As Paul put it, "I would not have known what sin was except through the law…In order that sin might be recognized as sin, it produced death in me through what was good, so that through the commandment sin might become utterly sinful" (Romans 7:7,12). God wanted honest people to admit to themselves that they could never be "good." He wanted them to understand that they would never be able to approach Him through rule-keeping and rituals. He wanted to make them desperate for another way.
God's second objective was also to educate man, but in a more positive sense. God had placed a "subliminal message" within His religion. The details of the special times, special places, and special people foreshadowed something Higher, Truer, more Real. His "perfect religion" was merely a shadow, but there was a Reality coming. The fulfillment of so much, from the Passover lamb to the Sabbath rest, was just around the corner. The promise of a new covenant shone like a beacon lighting the way to a better future.

A New Beginning

Israel was in shambles. In a short time, the temple—what was left of it—would be burned to the ground by the invading Babylonians. The sacrifices and holidays and feasts would come to a screeching halt. The priests and prophets would be marched under guard to settle in a foreign country—if they survived the invasion at all.

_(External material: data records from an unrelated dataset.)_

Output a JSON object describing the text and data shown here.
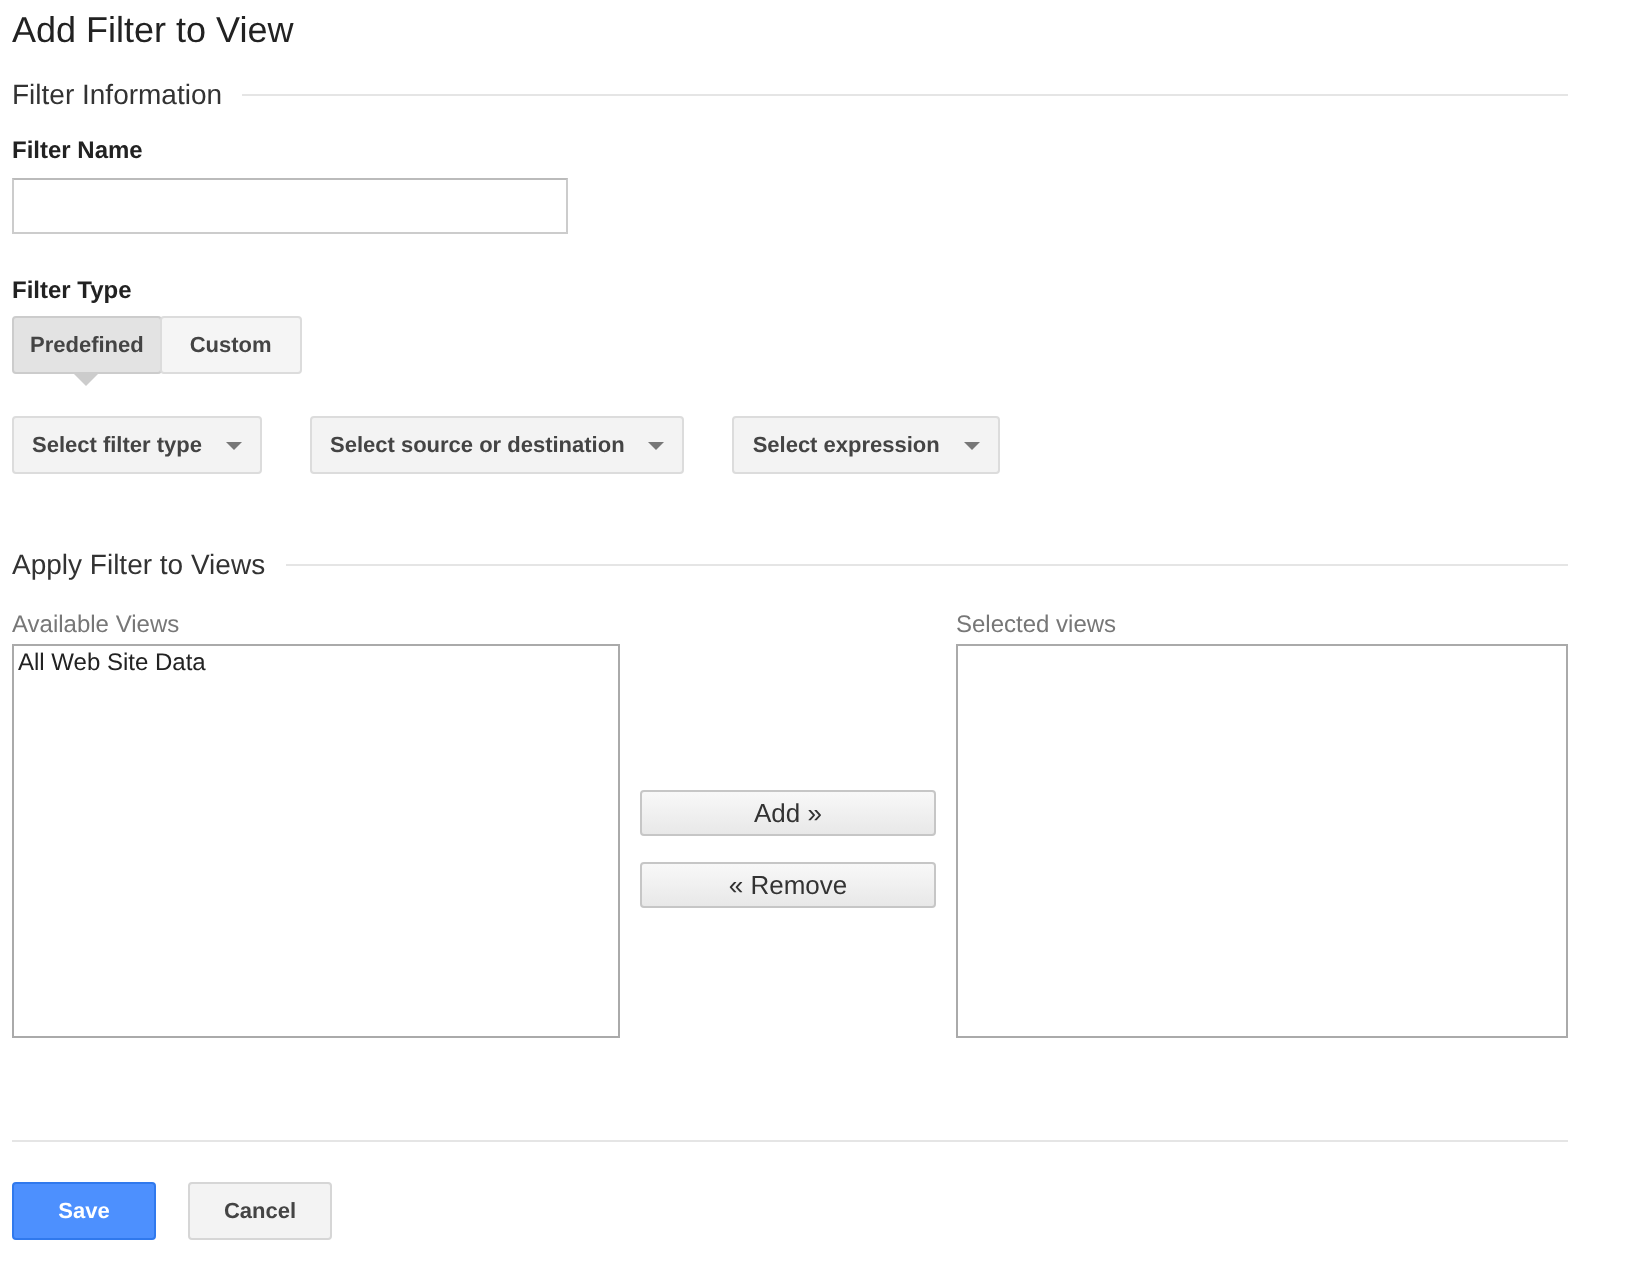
{
  "title": "Add Filter to View",
  "filter_information": {
    "heading": "Filter Information",
    "filter_name": {
      "label": "Filter Name"
    },
    "filter_type": {
      "label": "Filter Type",
      "tabs": [
        {
          "label": "Predefined",
          "selected": true
        },
        {
          "label": "Custom",
          "selected": false
        }
      ],
      "dropdowns": [
        "Select filter type",
        "Select source or destination",
        "Select expression"
      ]
    }
  },
  "apply_filter": {
    "heading": "Apply Filter to Views",
    "available": {
      "label": "Available Views",
      "items": [
        "All Web Site Data"
      ]
    },
    "buttons": [
      "Add »",
      "« Remove"
    ],
    "selected": {
      "label": "Selected views"
    }
  },
  "actions": [
    {
      "label": "Save",
      "kind": "primary"
    },
    {
      "label": "Cancel",
      "kind": "secondary"
    }
  ]
}
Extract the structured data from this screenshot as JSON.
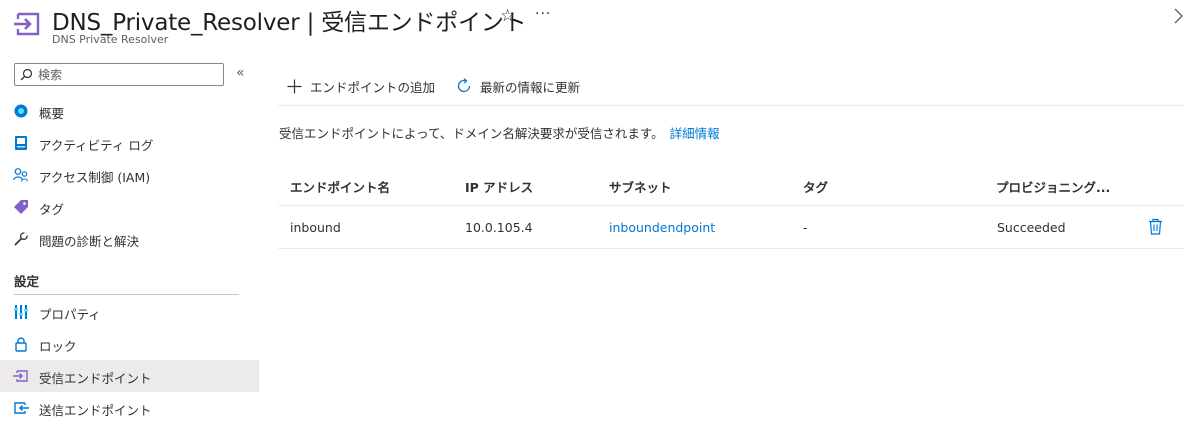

Right at this moment, just when it seemed that His religion was at its lowest ebb, God breathed out a promise. It was as if a fresh, fragrant breeze blew out of Eden for just a moment, ruffling man's hair and reminding him of what he had lost—and what he might actually regain.
"The time is coming," declares the LORD, "when I will make a new covenant with the house of Israel and with the house of Judah. It will not be like the covenant I made with their forefathers when I took them by the hand to lead them out of Egypt, because they broke My covenant, though I was a husband to them," declares the LORD. "This is the covenant I will make with the house of Israel after that time," declares the LORD. "I will put My law in their minds and write it on their hearts. I will be their God, and they will be My people. No longer will a man teach his neighbor, or a man his brother, saying, 'Know the LORD,' because they will all know Me, from the least of them to the greatest," declares the LORD. "For I will forgive their wickedness and will remember their sins no more." (Jeremiah 31:31-34)
God was willing to make a new beginning. The Israelites stayed in exile for 70 years, allowing the land to catch up on the Sabbath rests it had missed over the centuries. Finally God allowed them to return, rebuild the temple, and start up their religious observances again. But God was waiting patiently until the just the right moment to make His promised new covenant with mankind. This time, He wouldn't entrust the job to a go-between. He wouldn't use a prophet or priest—or even an angel.
This time, God would show up in Person and do the job Himself.